Allerdings wird nicht die Arbeit selbst verdammt, sondern der Ackerboden, der nun Dornen und Disteln tragen soll. Durch den Rauswurf aus dem Paradies ist der Mensch entfremdet von der Schöpfung. Das Mittel, sich ihr wieder zu nähern, ist: körperliche Arbeit.
Das heißt, Arbeit ist in der Schöpfungserzählung ein ambivalenter Begriff: Strafe und Mühe einerseits, andererseits schöpferisch als Teilhabe am Gotteswerk.
Im Neuen Testament wird an vielen Stellen eindeutiger wertschätzend von der Arbeit gesprochen: Auch Jesus und seine Jünger sind Arbeiter, in seinen Gleichnissen stellt Jesus Arbeit wieder sehr positiv dar. Trotzdem schätze er auch die Ruhe, sagt Robert Vorholt:
"Es gibt immer auch Momente, wo Jesus skizziert wird als einer, der sich zurückzieht, der die Ruhe sucht, übrigens auch die Ruhe des Gebets, die Beschaulichkeit, die Stille sucht. Da haben wir Hinweise, dass Ausruhen, Freizeit, Chillen eine Berechtigung und auch einen Wert hat."
Unterhalt für Apostel
Diese Ruhe ist nicht zu verwechseln mit Müßiggang. Nein, sie ist notwendig. "Wer nicht arbeiten will, soll auch nicht essen", schreibt der Apostel Paulus in einem seiner Briefe. Auch er selbst legt Wert darauf zu arbeiten, obwohl er es nicht müsste: "Die frühchristlichen Gemeinden haben dafür gesorgt, dass ihre Apostel nicht zusätzlich zu ihrer apostolischen Arbeit einer Arbeit nachgehen mussten, um ihren Lebensunterhalt sicherzustellen", erklärt Vorholt.

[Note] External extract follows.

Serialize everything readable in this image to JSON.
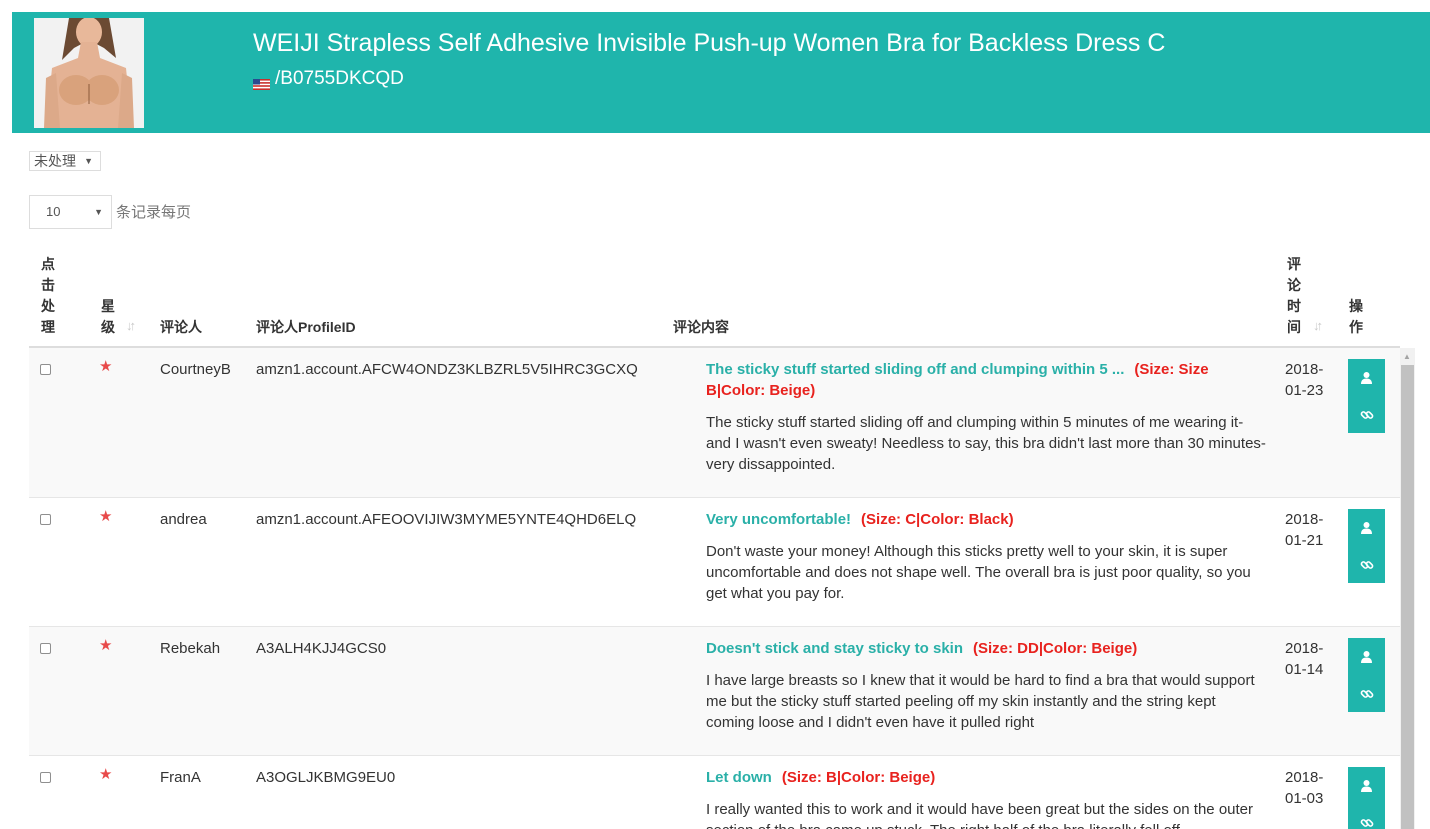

Dass Paulus darauf besteht, weiter als Handwerker zu arbeiten, hat strategische Gründe, sagt Jörg Rüpke:
"In einer Zeit, in der viele – wir würden heute sagen - 'religiös Bewegte' herumlaufen, steht Paulus in dieser problematischen Situation, dass er klarmachen muss, dass er nicht einer dieser schrägen Vögel ist, die mit einer neuen Religion schlicht Geld verdienen wollen. Der Trick ist, dass er sagt: Meinen Lebensunterhalt verdiene ich mir selbst."
Auch der Kirchenvater Augustinus sieht in körperlicher Arbeit etwas Gutes. Schon im Paradies – vor dem Sündenfall – wurde freudig gearbeitet. So seine Auslegung, die das christliche Denken stark geprägt hat.
Martin Luther: Beruf als Berufung
Andererseits gab es auch die Auffassung, dass geistige Arbeit – das Beten und Theologiebetreiben der Mönche im Mittelalter zum Beispiel – mehr wert sei als körperliche Arbeit. Für Martin Luther ein Unding: Er postuliert, dass jeder ernsthaft ausgeübte Beruf gleichwertig mit geistlicher Arbeit sei – das macht den alltäglichen Beruf zur gottgewollten Berufung.
Mit der Reformation kommt so eine neue Arbeitsmoral in die Welt, so die These des Soziologen Max Weber. Und zwar eine, die den modernen Kapitalismus erst richtig stimuliert habe, erklärt Jörg Rüpke: "Die berühmte Protestantismus-These von Max Weber bezieht sich in erster Linie auf Unternehmer, auf diejenigen, die anderen Arbeit geben."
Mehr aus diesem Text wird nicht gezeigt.